À travers les transformations écologiques, c'est bien l'avenir des librairies qu'il s'agit aussi de garantir. Agir peut commencer par des gestes d'adaptation, comme les économies d'énergie. À La Rochelle, la librairie Gréfine a par exemple remplacé toutes ses ampoules par des panneaux LED, permettant de diviser par trois la facture d'électricité, et de rentabiliser les travaux en une seule année.

Agir sur les achats... et les transports

Mais en librairie, le poste ayant le plus d'impact reste bien souvent celui des achats de livres. D'après le laboratoire The Shift Project, qui a réalisé le bilan carbone d'une librairie située dans une ville de 10 000 habitants, les achats de livres et de papeterie représentent 67 % des émissions. « On peut donc envisager de ralentir les commandes et les livraisons, de privilégier des éditeurs éco-engagés, ou encore de proposer des livres d'occasion », énumère Fanny Valembois, qui a contribué au rapport « Décarbonons la culture ! » publié par The Shift Project en 2021.

Le même exercice, réalisé pour une librairie en zone rurale, révèle que les déplacements des clients sont supérieurs aux émissions liées à la fabrication des livres. « La manière dont les clients viennent en librairie est un point aveugle que nous essayons de creuser. Est-on sûrs que les clients se déplaceront si l'essence continue à flamber ? », questionne Fanny Valembois. À Rennes, pour mettre en avant l'offre de transports en commun, la librairie Le Failler propose 5 % de réduction sur présentation de la carte d'abonnement. Mais il peut aussi s'agir d'améliorer l'accueil des clients à vélo, avec un parking sécurisé ou un espace pour laisser son casque.

Délicate décroissance

« La priorité est d'avoir une démarche d'autodiagnostic », souligne Fanny Valembois, rappelant qu'une grille d'autoévaluation figure dans l'étude menée pour l'EIBF. « Il s'agit de se demander qui est intéressé dans l'équipe, qu'est-ce qu'on a envie de travailler et pourquoi ? Et prendre le temps d'y réfléchir pour ne pas se perdre », conseille-t-elle.

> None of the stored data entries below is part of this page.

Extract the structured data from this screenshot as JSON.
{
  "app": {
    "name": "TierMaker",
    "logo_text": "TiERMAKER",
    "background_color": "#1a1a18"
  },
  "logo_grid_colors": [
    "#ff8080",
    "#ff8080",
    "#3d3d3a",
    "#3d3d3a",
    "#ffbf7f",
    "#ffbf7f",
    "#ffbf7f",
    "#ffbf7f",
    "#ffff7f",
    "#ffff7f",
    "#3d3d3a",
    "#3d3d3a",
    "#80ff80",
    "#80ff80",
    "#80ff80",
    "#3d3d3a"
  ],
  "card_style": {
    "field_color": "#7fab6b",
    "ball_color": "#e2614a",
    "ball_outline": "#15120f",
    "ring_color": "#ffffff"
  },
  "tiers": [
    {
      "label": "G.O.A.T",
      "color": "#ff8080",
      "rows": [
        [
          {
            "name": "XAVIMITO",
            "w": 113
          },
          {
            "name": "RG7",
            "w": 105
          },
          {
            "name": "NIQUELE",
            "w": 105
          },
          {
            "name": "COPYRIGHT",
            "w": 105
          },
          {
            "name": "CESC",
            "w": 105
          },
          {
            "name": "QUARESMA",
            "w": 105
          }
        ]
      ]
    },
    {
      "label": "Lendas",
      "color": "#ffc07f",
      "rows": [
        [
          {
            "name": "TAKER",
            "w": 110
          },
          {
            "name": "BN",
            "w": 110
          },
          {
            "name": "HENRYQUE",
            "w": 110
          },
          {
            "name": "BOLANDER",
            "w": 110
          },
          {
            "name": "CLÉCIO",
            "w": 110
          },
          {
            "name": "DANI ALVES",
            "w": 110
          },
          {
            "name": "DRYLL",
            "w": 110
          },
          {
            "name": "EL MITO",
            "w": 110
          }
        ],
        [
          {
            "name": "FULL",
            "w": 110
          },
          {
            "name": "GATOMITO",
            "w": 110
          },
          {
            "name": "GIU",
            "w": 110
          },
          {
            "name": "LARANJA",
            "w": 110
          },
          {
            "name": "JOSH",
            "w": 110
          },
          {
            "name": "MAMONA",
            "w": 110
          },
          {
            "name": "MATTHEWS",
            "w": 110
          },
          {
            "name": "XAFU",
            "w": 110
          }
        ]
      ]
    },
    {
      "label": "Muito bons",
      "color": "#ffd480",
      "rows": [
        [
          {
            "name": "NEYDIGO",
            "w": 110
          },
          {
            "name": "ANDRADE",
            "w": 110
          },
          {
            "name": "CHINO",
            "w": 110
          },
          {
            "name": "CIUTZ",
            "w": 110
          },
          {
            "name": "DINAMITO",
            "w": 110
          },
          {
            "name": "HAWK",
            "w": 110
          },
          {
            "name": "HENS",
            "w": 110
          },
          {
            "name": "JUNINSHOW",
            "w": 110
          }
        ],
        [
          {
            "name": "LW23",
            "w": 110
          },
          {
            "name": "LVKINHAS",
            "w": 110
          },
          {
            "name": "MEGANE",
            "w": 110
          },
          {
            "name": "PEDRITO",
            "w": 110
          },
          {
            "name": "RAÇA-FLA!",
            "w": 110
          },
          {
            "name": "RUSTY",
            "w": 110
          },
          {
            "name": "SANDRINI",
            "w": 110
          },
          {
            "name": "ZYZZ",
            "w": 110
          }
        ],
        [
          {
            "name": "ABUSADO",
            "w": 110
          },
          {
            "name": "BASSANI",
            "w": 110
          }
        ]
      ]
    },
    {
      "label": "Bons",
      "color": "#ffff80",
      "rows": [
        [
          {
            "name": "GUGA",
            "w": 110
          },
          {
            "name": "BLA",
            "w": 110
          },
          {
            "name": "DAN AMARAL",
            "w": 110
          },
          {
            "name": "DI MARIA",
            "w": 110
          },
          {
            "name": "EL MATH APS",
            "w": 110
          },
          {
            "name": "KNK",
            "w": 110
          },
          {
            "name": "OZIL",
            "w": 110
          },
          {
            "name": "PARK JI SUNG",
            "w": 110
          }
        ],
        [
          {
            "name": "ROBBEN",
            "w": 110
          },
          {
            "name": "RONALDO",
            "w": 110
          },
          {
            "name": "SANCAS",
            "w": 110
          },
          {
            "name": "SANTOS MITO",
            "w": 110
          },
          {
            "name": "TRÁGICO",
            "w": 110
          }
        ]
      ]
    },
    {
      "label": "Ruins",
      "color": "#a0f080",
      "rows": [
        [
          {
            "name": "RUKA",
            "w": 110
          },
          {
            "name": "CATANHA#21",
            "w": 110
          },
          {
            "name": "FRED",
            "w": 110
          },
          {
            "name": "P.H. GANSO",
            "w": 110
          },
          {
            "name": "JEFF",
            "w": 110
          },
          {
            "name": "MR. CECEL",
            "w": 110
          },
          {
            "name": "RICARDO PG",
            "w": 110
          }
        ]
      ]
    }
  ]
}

Prendre le temps. Ralentir. Là est peut-être l'urgence pour un virage écologique en librairie.

Entre janvier et juin 2024, l'Association pour l'écologie du livre, présidée par la libraire du Rideau rouge à Paris (XVIIIe) Anaïs Massola, a mené une recherche-action proposant « une trêve de nouveautés pour les libraires ». L'objectif ? Faire des pauses dans l'achat des nouveautés, afin de reprendre en main du temps de travail, et de « se créer des respirations fortes » pour se préoccuper différemment des livres.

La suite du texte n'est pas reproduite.